1. We note that you have incorporated by reference the Form 10-K filed March 15, 2005 and this Form 10-K incorporates certain management information from your definitive proxy material, which has not yet been filed. Please be aware that we cannot accelerate the effectiveness of this registration statement until all required management information has been filed. If you do not file your definitive proxy materials within the allowed 120 days of the end of your fiscal year, or April 30, 2005, in your case, you must amend the Form 10-K to include the required management information. See Corp. Fin. Telephone Interp.

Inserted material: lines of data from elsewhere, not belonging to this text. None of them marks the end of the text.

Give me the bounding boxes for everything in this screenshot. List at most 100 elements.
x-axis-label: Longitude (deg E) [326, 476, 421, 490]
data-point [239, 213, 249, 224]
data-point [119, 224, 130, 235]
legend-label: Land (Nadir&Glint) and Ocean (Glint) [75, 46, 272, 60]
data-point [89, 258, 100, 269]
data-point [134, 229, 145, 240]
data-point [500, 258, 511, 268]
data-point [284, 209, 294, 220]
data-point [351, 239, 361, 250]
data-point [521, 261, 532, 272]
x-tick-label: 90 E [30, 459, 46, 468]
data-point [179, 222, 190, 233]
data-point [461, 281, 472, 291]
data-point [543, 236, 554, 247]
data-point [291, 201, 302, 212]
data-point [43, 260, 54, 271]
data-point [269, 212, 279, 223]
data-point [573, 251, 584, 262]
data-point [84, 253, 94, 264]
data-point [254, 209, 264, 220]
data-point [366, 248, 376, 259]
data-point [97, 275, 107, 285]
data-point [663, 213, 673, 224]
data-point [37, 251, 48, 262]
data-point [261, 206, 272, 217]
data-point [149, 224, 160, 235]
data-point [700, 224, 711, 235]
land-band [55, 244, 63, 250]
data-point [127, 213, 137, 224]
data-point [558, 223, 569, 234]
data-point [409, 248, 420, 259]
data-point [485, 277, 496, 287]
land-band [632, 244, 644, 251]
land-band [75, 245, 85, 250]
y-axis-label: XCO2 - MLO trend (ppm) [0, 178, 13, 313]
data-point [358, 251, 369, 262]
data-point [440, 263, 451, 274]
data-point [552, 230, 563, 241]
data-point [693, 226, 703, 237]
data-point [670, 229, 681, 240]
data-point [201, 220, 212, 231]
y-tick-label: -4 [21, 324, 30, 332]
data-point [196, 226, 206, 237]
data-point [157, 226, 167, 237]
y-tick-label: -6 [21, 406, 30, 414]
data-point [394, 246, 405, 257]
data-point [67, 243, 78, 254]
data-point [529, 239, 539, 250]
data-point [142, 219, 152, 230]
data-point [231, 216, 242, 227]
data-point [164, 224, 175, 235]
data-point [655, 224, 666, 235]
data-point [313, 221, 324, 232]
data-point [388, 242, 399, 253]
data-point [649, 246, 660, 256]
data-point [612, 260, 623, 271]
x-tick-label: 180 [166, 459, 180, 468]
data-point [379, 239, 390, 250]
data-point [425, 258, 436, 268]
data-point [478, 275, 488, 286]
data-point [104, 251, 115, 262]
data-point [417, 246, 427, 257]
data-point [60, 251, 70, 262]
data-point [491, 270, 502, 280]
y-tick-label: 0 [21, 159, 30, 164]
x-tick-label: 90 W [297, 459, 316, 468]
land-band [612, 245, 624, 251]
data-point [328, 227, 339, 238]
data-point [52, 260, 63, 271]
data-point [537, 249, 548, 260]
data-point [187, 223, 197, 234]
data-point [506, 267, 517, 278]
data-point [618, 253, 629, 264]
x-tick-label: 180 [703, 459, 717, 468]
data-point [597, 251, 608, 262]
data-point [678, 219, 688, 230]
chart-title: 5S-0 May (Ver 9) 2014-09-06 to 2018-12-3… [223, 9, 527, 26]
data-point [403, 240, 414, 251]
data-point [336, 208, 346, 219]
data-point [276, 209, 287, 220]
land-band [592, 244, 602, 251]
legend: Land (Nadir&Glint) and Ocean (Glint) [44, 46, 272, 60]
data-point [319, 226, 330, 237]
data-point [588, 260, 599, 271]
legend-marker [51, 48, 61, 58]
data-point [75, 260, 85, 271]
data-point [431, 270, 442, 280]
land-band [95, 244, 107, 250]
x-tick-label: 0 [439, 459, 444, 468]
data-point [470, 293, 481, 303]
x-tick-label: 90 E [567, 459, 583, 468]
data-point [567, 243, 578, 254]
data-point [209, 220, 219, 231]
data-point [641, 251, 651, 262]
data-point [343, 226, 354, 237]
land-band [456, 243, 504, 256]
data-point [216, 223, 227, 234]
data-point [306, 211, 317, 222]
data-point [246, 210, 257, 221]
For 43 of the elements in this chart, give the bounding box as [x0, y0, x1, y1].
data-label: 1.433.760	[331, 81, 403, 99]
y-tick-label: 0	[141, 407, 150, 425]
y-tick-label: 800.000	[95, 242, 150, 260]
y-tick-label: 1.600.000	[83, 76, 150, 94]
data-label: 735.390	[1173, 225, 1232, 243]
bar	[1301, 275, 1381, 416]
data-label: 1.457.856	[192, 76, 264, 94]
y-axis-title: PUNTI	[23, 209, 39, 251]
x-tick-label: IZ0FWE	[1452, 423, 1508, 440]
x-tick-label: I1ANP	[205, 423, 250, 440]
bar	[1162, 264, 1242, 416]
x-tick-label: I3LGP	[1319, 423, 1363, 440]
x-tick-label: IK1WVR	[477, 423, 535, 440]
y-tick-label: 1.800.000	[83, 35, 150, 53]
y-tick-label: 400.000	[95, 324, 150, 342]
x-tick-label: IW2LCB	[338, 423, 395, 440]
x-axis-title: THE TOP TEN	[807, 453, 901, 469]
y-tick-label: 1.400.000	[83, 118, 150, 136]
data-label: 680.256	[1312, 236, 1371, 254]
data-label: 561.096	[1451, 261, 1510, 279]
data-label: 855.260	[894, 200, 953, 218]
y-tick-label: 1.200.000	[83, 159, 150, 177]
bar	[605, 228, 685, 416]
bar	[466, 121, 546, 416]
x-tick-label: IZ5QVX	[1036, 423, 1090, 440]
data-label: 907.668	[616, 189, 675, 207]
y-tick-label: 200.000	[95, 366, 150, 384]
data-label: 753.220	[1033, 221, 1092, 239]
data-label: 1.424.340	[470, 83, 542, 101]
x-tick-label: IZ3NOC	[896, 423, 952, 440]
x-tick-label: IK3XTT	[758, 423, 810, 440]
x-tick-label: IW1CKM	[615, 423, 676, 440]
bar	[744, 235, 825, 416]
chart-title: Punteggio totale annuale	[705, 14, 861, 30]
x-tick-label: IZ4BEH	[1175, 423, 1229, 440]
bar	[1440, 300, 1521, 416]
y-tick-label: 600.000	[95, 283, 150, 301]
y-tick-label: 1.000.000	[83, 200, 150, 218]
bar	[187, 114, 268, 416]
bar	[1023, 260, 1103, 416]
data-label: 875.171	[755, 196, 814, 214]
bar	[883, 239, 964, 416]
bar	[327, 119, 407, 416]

H.6.

 

On May 2, 2005, the Company filed an amendment to the Form 10-K containing all of the Part III information that was omitted from the initial filing.


Barbara C. Jacobs

May 3, 2005

Page 2

 

Form 10-K for December 31, 2004

Controls and Procedures, page 57

 

2. We note that you state that there were “no significant changes” to Radiant’s internal controls. Item 308(c) of Regulation S-K requires that you disclose any changes that have materially affected or are reasonably likely to materially affect your internal control over financial reporting. Please tell us whether there were any changes that would have a material affect or were likely to have a material affect upon Radiant’s internal control over financial reporting for the quarter ended December 31, 2004. Future filings should track the language of Item 308(c) of Regulation S-K.

 

In its amendment to the Form 10-K filed on May 2, 2005, the Company amended Item 9A to track the language of Item 308(c) of Regulation S-K, and will do so in its future filings.

 

Should you require anything further, or if we may be of assistance, please do not hesitate to contact me at (404) 815-3703.

 

Sincerely,

/s/ Kenneth L. Mooney


Kenneth L. Mooney

 

KLM/sgr

 

cc: Jamie Graves, Director of Legal Affairs, Radiant Systems, Inc.